Rose Ferronato, Graduate student
Department of French, Italian and Spanish
Have you ever walked past an abstract painting in a museum and wondered who did that? Puzzled at how the National Gallery of Canada could acquire abstract art, spending substantial amounts of money on a canvas painted entirely blue? Convinced that your three-year-old niece could do the same thing?
I was guilty on all three counts. Abstract art was my least favourite kind of art. After all, it doesn't look like anything. With no realistic point of reference, what could abstract art possibly convey?
I quickly realized that abstract art functions on a conceptual, not a representational level. When I looked for objects like an empty cave, a speeding train, or the bright sun, I didn't find them on the abstract canvas, but my chances were much greater when looking for concepts such as darkness, bleakness, speed, or energy. During the earlier part of this century when abstract art began, some artists reduced objects to their minimal parts (basic geometric shapes such as the triangle, square, circle, or cone) so the canvas became an expression of the relationship of these parts to one other.
As a graduate student of French literature, I realized that I could gain further insight into early abstract art by adapting something familiar to me - literary theory - to the canvas. At first glance, this approach might sound strange, but it is useful in examining the structure of artistic works in both disciplines. Ideas about how the different elements of a novel (character, plot, setting, narrator) are put together can also be extended to how the various elements in painting (colour, depth of field, perspective) are put together. I was eager to try this method on some of the earliest abstract canvases, those of the Czech painter Frantisek Kupka (1871-1957), an Orphic Cubist painter. His work particularly appealed to me for his use of brilliant colours and flowing shapes. While I was relying on this structural comparison in order to understand what was happening on the canvas, I also became curious about how the spectator unravels abstract structures, whether in print or painted form.

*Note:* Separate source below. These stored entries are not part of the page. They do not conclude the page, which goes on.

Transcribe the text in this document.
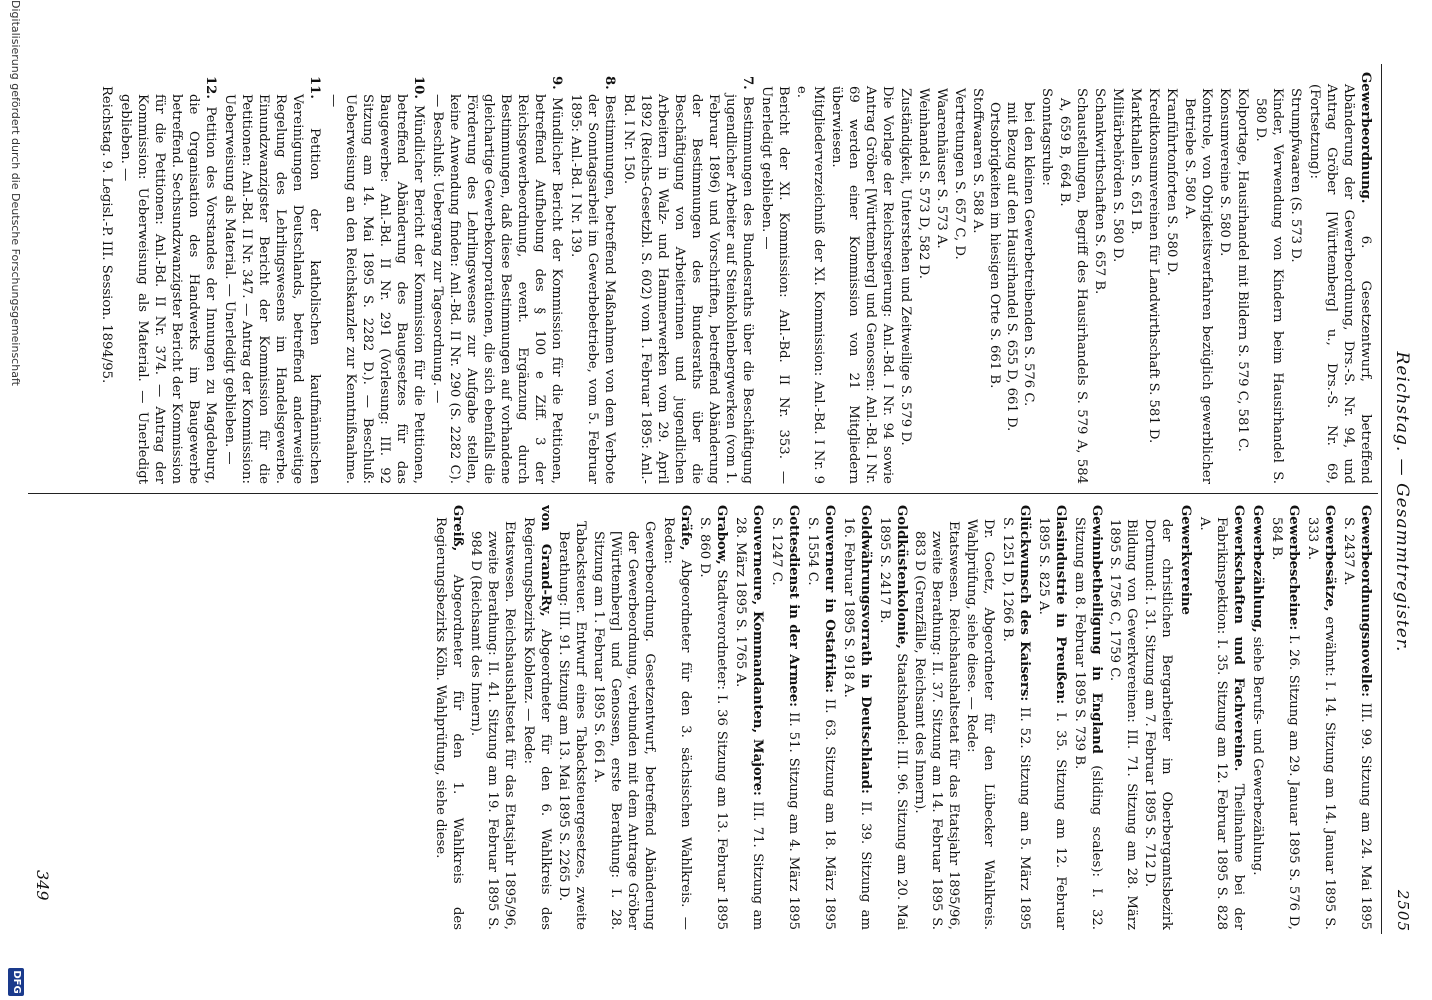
Reichstag. — Gesammtregister.
2505
Gewerbeordnung. 6. Gesetzentwurf, betreffend Abänderung der Gewerbeordnung, Drs.-S. Nr. 94, und Antrag Gröber [Württemberg] u., Drs.-S. Nr. 69, (Fortsetzung):
Strumpfwaaren (S. 573 D.
Kinder, Verwendung von Kindern beim Hausirhandel S. 580 D.
Kolportage, Hausirhandel mit Bildern S. 579 C, 581 C.
Konsumvereine S. 580 D.
Kontrole, von Obrigkeitsverfahren bezüglich gewerblicher Betriebe S. 580 A.
Kranführtonforten S. 580 D.
Kreditkonsumvereinen für Landwirthschaft S. 581 D.
Markthallen S. 651 B.
Militärbehörden S. 580 D.
Schankwirthschaften S. 657 B.
Schaustellungen, Begriff des Hausirhandels S. 579 A, 584 A, 659 B, 664 B.
Sonntagsruhe:
bei den kleinen Gewerbetreibenden S. 576 C.
mit Bezug auf den Hausirhandel S. 655 D, 661 D.
Ortsobrigkeiten im hiesigen Orte S. 661 B.
Stoffwaaren S. 588 A.
Vertretungen S. 657 C, D.
Waarenhäuser S. 573 A.
Weinhandel S. 573 D, 582 D.
Zuständigkeit, Unterstehen und Zeitweilige S. 579 D.
Die Vorlage der Reichsregierung: Anl.-Bd. I Nr. 94 sowie Antrag Gröber [Württemberg] und Genossen: Anl.-Bd. I Nr. 69 werden einer Kommission von 21 Mitgliedern überwiesen.
Mitgliederverzeichniß der XI. Kommission: Anl.-Bd. I Nr. 9 e.
Bericht der XI. Kommission: Anl.-Bd. II Nr. 353. — Unerledigt geblieben. —
7. Bestimmungen des Bundesraths über die Beschäftigung jugendlicher Arbeiter auf Steinkohlenbergwerken (vom 1. Februar 1896) und Vorschriften, betreffend Abänderung der Bestimmungen des Bundesraths über die Beschäftigung von Arbeiterinnen und jugendlichen Arbeitern in Walz- und Hammerwerken vom 29. April 1892 (Reichs-Gesetzbl. S. 602) vom 1. Februar 1895: Anl.-Bd. I Nr. 150.
8. Bestimmungen, betreffend Maßnahmen von dem Verbote der Sonntagsarbeit im Gewerbebetriebe, vom 5. Februar 1895: Anl.-Bd. I Nr. 139.
9. Mündlicher Bericht der Kommission für die Petitionen, betreffend Aufhebung des § 100 e Ziff. 3 der Reichsgewerbeordnung, event. Ergänzung durch Bestimmungen, daß diese Bestimmungen auf vorhandene gleichartige Gewerbekorporationen, die sich ebenfalls die Förderung des Lehrlingswesens zur Aufgabe stellen, keine Anwendung finden: Anl.-Bd. II Nr. 290 (S. 2282 C). — Beschluß: Uebergang zur Tagesordnung. —
10. Mündlicher Bericht der Kommission für die Petitionen, betreffend Abänderung des Baugesetzes für das Baugewerbe: Anl.-Bd. II Nr. 291 (Vorlesung: III. 92 Sitzung am 14. Mai 1895 S. 2282 D.). — Beschluß: Ueberweisung an den Reichskanzler zur Kenntnißnahme. —
11. Petition der katholischen kaufmännischen Vereinigungen Deutschlands, betreffend anderweitige Regelung des Lehrlingswesens im Handelsgewerbe. Einundzwanzigster Bericht der Kommission für die Petitionen: Anl.-Bd. II Nr. 347. — Antrag der Kommission: Ueberweisung als Material. — Unerledigt geblieben. —
12. Petition des Vorstandes der Innungen zu Magdeburg, die Organisation des Handwerks im Baugewerbe betreffend. Sechsundzwanzigster Bericht der Kommission für die Petitionen: Anl.-Bd. II Nr. 374. — Antrag der Kommission: Ueberweisung als Material. — Unerledigt geblieben. —
Reichstag. 9. Legisl.-P. III. Session. 1894/95.
Gewerbeordnungsnovelle: III. 99. Sitzung am 24. Mai 1895 S. 2437 A.
Gewerbesätze, erwähnt: I. 14. Sitzung am 14. Januar 1895 S. 333 A.
Gewerbescheine: I. 26. Sitzung am 29. Januar 1895 S. 576 D, 584 B.
Gewerbezählung, siehe Berufs- und Gewerbezählung.
Gewerkschaften und Fachvereine. Theilnahme bei der Fabrikinspektion: I. 35. Sitzung am 12. Februar 1895 S. 828 A.
Gewerkvereine
der christlichen Bergarbeiter im Oberbergamtsbezirk Dortmund: I. 31. Sitzung am 7. Februar 1895 S. 712 D.
Bildung von Gewerkvereinen: III. 71. Sitzung am 28. März 1895 S. 1756 C, 1759 C.
Gewinnbetheiligung in England (sliding scales): I. 32. Sitzung am 8. Februar 1895 S. 739 B.
Glasindustrie in Preußen: I. 35. Sitzung am 12. Februar 1895 S. 825 A.
Glückwunsch des Kaisers: II. 52. Sitzung am 5. März 1895 S. 1251 D, 1266 B.
Dr. Goetz, Abgeordneter für den Lübecker Wahlkreis. Wahlprüfung, siehe diese. — Rede:
Etatswesen. Reichshaushaltsetat für das Etatsjahr 1895/96, zweite Berathung: II. 37. Sitzung am 14. Februar 1895 S. 883 D (Grenzfälle, Reichsamt des Innern).
Goldküstenkolonie, Staatshandel: III. 96. Sitzung am 20. Mai 1895 S. 2417 B.
Goldwährungsvorrath in Deutschland: II. 39. Sitzung am 16. Februar 1895 S. 918 A.
Gouverneur in Ostafrika: II. 63. Sitzung am 18. März 1895 S. 1554 C.
Gottesdienst in der Armee: II. 51. Sitzung am 4. März 1895 S. 1247 C.
Gouverneure, Kommandanten, Majore: III. 71. Sitzung am 28. März 1895 S. 1765 A.
Grabow, Stadtverordneter: I. 36 Sitzung am 13. Februar 1895 S. 860 D.
Gräfe, Abgeordneter für den 3. sächsischen Wahlkreis. — Reden:
Gewerbeordnung. Gesetzentwurf, betreffend Abänderung der Gewerbeordnung, verbunden mit dem Antrage Gröber [Württemberg] und Genossen, erste Berathung: I. 28. Sitzung am 1. Februar 1895 S. 661 A.
Tabacksteuer. Entwurf eines Tabacksteuergesetzes, zweite Berathung: III. 91. Sitzung am 13. Mai 1895 S. 2265 D.
von Grand-Ry, Abgeordneter für den 6. Wahlkreis des Regierungsbezirks Koblenz. — Rede:
Etatswesen. Reichshaushaltsetat für das Etatsjahr 1895/96, zweite Berathung: II. 41. Sitzung am 19. Februar 1895 S. 984 D (Reichsamt des Innern).
Greiß, Abgeordneter für den 1. Wahlkreis des Regierungsbezirks Köln. Wahlprüfung, siehe diese.
349
Digitalisierung gefördert durch die Deutsche Forschungsgemeinschaft
DFG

An eclectic man, Kupka's interests ranged from Einstein's special theory of relativity and Etienne-Jules Marey's chronophotography to the fourth dimension and theosophy, which became the underpinnings of his paintings. He was interested in portraying time through movement on the canvas, and many of his paintings are studies of this idea. Similar to Kandinsky and Mondrian, Kupka's contemporaries, the artist also believed that by entering into the fourth dimension, the viewer could access a higher reality beyond visual perception. He indicated these thoughts in his treatise La Création dans les arts plastiques (1923).
Since motion was so important to his work, I wondered if his ideas could be taken one step further: what would his canvases look like if they could move? Could another dimension be attained? What were the effects on the viewer? Could modern technology aid in the depiction of motion on an essentially two-dimensional surface? Janice Bakal at Com/Media assured me that technology could help. With Judith MacCrae's expertise using Macromedia Director and funding from The University of Calgary Multimedia Resources Allocation Committee (UCMRAC), copies of two of Kupka's paintings were scanned into the computer, made to move, and recorded on CD-ROM. Suddenly, Animated Lines (1920-21) was liberated, and the blue and silver lines of The Blue (1913-24) were released and came crashing towards me. What could only exist in Kupka's mind's eye during the beginning of this century is now available for anyone to see on the computer screen as we approach the close of this century.

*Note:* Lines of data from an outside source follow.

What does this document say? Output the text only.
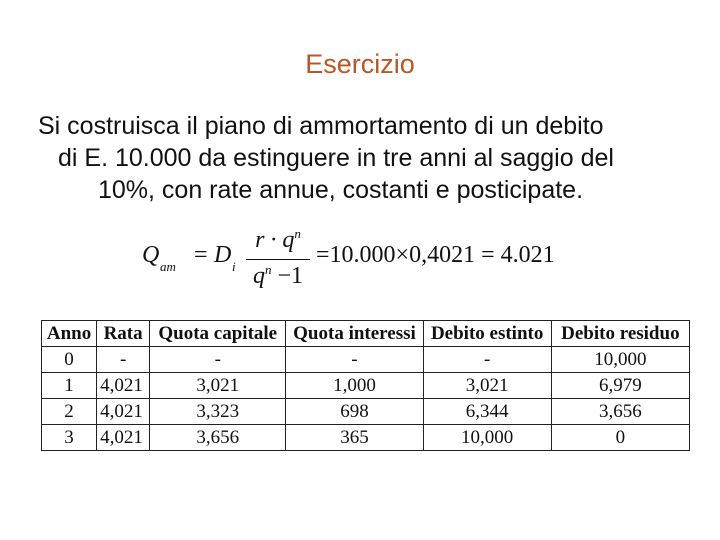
Esercizio
Si costruisca il piano di ammortamento di un debito
di E. 10.000 da estinguere in tre anni al saggio del
10%, con rate annue, costanti e posticipate.
Q am = D i
$r \cdot q^n$
$q^n -1$
=10.000×0,4021 = 4.021
Anno	Rata	Quota capitale	Quota interessi	Debito estinto	Debito residuo
0	-	-	-	-	10,000
1	4,021	3,021	1,000	3,021	6,979
2	4,021	3,323	698	6,344	3,656
3	4,021	3,656	365	10,000	0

While I didn't feel like I had entered into another reality when viewing these moving paintings, this demonstration of movement in Kupka's paintings is important as it helps to ascertain spectatorship involvement in twentieth century art, which is part of my thesis research. No longer was the viewer drawn into the painting's space as with the traditional one-point perspective, which dictated painterly spatial representation for centuries; in Kupka's paintings, the objects depicted were actually moving away from the background towards the viewer. The extension of a modern art object into the viewer's space commands the participation of the viewer, just as the modernist novel commands participation from the reader. The major implication of the art object into the viewer's space indicates the viewer's active participation in understanding what is portrayed on the canvas.
These results were presented during a talk I gave last March, entitled Navigating the Abstract Text: Narratology and the Paintings of Frantisek Kupka. The reaction from the audience was as varied as the number of people attending, which demonstrates one of the positive points about abstract art: its interpretation is extremely individual. Each person reacts differently to the same painting, since each person brings unique experiences and personal tastes to understanding. There are no right or wrong answers in appreciating abstract art. If you free yourself from the expectation that abstract art is supposed to look like something, you have the most freedom of any observer throughout the history of art to interpret it any way you wish.